UMass Boston community gathers to remember former Chancellor Sherry Penney

packed room of former colleagues, community collaborators, and alumni gathered on Monday, November 4, to celebrate the life and accomplishments of UMass Boston’s longest serving chancellor, Sherry H. Penney, remembering her as a pioneer, a leader, and a collaborator.

Penney passed away in May at the age of 81.

“She was a true visionary,” Interim Chancellor Katherine S. Newman said. “She worked tirelessly to advocate for diversity and leadership both here at UMass Boston, in the greater Boston business community, and in the state as a whole.”

Penney led the UMass Boston campus for 11 years, from 1988 to 1995 and again from 1996 to 2000, serving as the only woman president in the history of the UMass system between 1995 and 1996.

During Penney’s Celebration of Life, Newman and former Vice Chancellor for Administration and Finance Jean MacCormack talked about how Penney led UMass Boston during a time when the campus was faced with one of the most severe funding crises in university history. Yet she still worked successfully to grow UMass Boston’s research enterprise and graduate program offerings.

During her 11-year tenure as chancellor, Penney initiated major fundraising efforts, oversaw the reorganization of the colleges, and increased enrollment to more than 12,000. That said, it was the changes in the campus makeup that Newman considers to be Penney’s greatest legacy. In 1988, less than a third of the faculty were female. By 2000, that figure increased to 41 percent. Faculty of color rose from under 13 percent in 1988 to 20 percent by the year 2000, and the university went from 1 in 12 students who were women or minorities to 1 in 3.

“This I think will really stand as Chancellor Penney’s most enduring accomplishment – the opening of our doors to the most deserving of the commonwealth’s students,” Newman said.

MacCormack, who was serving as assistant chancellor when Penney arrived and later served as interim chancellor when Penney went to the president’s office, said Penney came “with a unique vision for an urban research university which could be inclusive and innovative and could become a model for others.”

“She encouraged leadership training activities and supported us in taking on new roles,” MacCormack said. “She never wanted us to be chasing the curve – she always wanted us to be ahead of the curve.”

It was no surprise that after her retirement as chancellor in 2000, Penney founded the Center for Collaborative Leadership, serving as its director until 2012. Hubie Jones, former special assistant to the chancellor for urban affairs, spoke about the 757 alumni of the center’s signature Emerging Leaders Program.

“Now just think about the impact that they have had on transforming the opportunity systems in Boston, and helping to make a more collaborative culture here, not to mention helping to shape greater social integration of leaders across the divides of race, ethnicity, gender, and social class,” Jones said. “This has been an immense gift to all of us in the city and in this region.”

Former UMass Board of Trustees Chair Grace Fey and Former Associate Chancellor Ed Toomey also spoke about the leader who possessed a mental toughness and pioneering spirit, and a warm and gracious manner. Watch their comments and the whole speaking program.

The event concluded with remarks from Penney’s son, Michael Penney, who shared some reflections on his mother’s life and talked about her death, which he said was easily preventable.
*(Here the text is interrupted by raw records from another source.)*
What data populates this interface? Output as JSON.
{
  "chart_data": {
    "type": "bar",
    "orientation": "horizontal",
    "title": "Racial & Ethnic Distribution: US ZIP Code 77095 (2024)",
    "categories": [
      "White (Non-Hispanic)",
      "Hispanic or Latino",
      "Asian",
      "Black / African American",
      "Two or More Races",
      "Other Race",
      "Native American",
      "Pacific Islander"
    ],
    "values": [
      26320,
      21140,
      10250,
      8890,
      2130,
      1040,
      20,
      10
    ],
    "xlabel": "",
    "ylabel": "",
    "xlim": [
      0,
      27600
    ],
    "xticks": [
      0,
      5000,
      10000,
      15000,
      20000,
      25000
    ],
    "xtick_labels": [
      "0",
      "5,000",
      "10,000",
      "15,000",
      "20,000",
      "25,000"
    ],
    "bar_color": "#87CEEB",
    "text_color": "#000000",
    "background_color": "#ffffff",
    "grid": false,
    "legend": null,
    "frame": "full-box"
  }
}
Sherry Penney and her husband, James Livingston, died when their 2017 Toyota Avalon, which had a keyless ignition system, was accidentally left running in the garage, filling their condo with carbon monoxide.

“Since that day, we found many other stories of people who have been killed by their keyless cars,” Michael Penney said. “We found more than 37 people have died this way since 2005, and just for some context, more than twice the number of people have been killed than from the exploding [Takata] airbags.”

Michael Penney urged the UMass Boston audience to tell their lawmakers to support the Protecting Americans from the Risks of Keyless Ignition Technology (PARK IT) Act that Congresswoman Janice Schakowsky of Illinois introduced in the House in June and Senator Richard Blumenthal of Connecticut introduced in the Senate before Penney and Livingston’s deaths—in February. The PARK IT Act requires the National Highway Traffic Safety Administration (NHTSA) to finalize a rule that vehicles automatically shut off after a period of time to prevent carbon monoxide poisoning, and a rule that sets a performance standard to prevent rollaway.

“At heart, Mom was an activist and I’m going to encourage all of you to take some action today,” Michael Penney said. “With all the things going on in government today, an act like this that would have saved my mother might seem like a small thing, but as a technologist, I see how rapidly our technology has outstripped the rules we live by. As we move into dealing with self-driving, connected vehicles, and other innovations, we need to have increased focus on the impacts that technology has.”

Established by the Center for Collaborative Leadership, the Sherry Penney Legacy Fund will allow the center to continue to flourish by supporting the operation of the center, enabling scholarships to small nonprofit and governmental agency fellows, and funding research and conferences that advance UMass Boston’s position as a thought leader in the collaborative leadership arena.